The mother of one of the victims says she identified her 20-year-old son in one of the videos, even though he was blind. “I recognized him by his lips and cheek. I would have recognized him by his fingers,” says the woman, who cares about his safety and wants to keep his first name only Lyubov. “I breastfed him. I raised him.
The Ministry of Defense initially had to admit that Russian compulsory men were also sent to Ukraine. This was said to have happened “by accident” and the detainees were working in a distribution unit far away from the front line. Prior to the invasion, the occupants were said to have been forced to sign contracts – a practice generally reserved for professional soldiers. Some detainees said their superiors told them they were going for military training.

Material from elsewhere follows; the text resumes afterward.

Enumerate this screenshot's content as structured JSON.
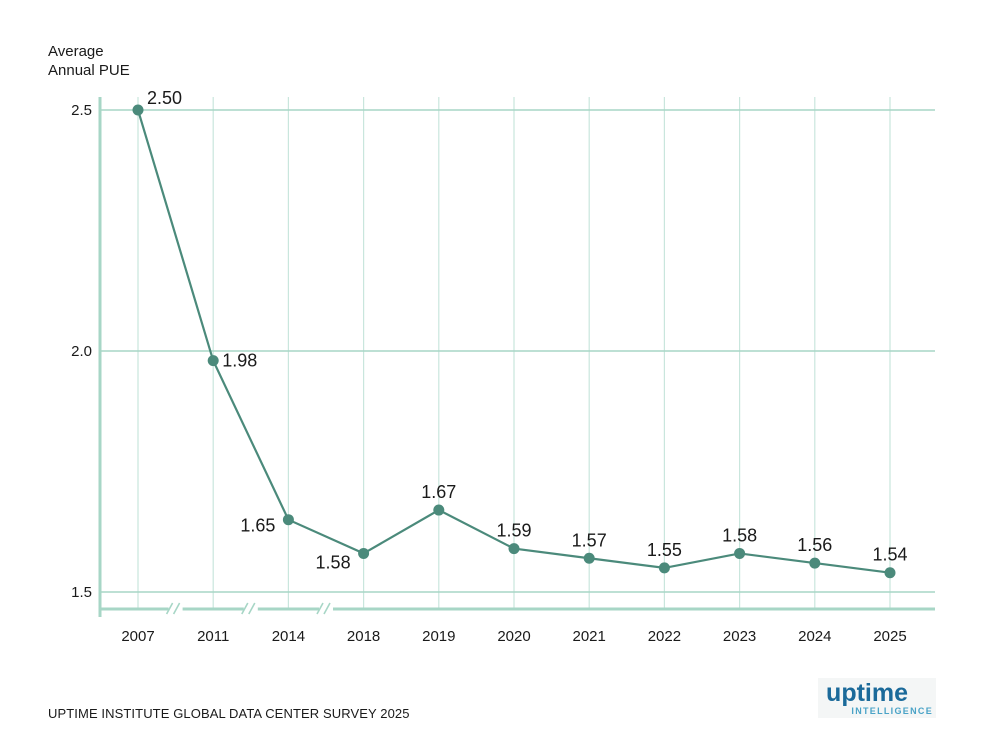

Lyudmila Narusova, who sits in the upper house of the Russian parliament, said in early March that the entire company of 100 was forced to sign such agreements and was sent to war – only four of them survived. The Armed Forces did not comment on the allegations.
Svetlana Agapitova, a human rights official in St. Petersburg, on Wednesday complained that relatives of seven soldiers were forced to sign men’s contracts and then sent to Ukraine against their will. According to reports, two of them are currently back in Russia.
Moscow must make a decision sooner or later
In recent years, the Kremlin has made efforts to increase the proportion of professional soldiers as part of the modernization of the Armed Forces. Of the approximately one million members in the force, there are currently more than 400,000 volunteer contract soldiers. However, it is questionable whether this figure will be sufficient in the event of a protracted war in Ukraine.
Sooner or later Moscow must make a decision: it may lose some military objectives by constantly fighting with a small number of soldiers, or it may call in more men for service and endanger public opposition to destabilize the political situation. Such a development occurred during the Russian wars in Chechnya.
Dmitry, a 25-year-old IT expert, has not yet been drafted for health reasons. However, like many young Russians, he now fears that the authorities may suddenly tighten the rules to strengthen the armed forces. “I hate war,” Dmitry insists, as he only wants to give his first name. The government has been saying for months that the attack on Ukraine was unplanned. “Then why should I believe what you are saying now about coercion?”
According to Alexei Tabalo, a lawyer who advises those who are being coerced, young people are more likely to be included in the service despite health problems. Now he warns that standards could fall further. “Physicians will ignore the ailments of those who are compelled and declare them eligible for military service.”
There are also fears that Moscow may impose some kind of martial law to prevent Russian men from leaving the country – which is already in place in Russian-occupied Ukraine. “We get a lot of inquiries from people who are afraid to mobilize,” Tablov said. The Kremlin has vehemently denied any such plans. According to the lawyer, the general suspicion in this matter is now high.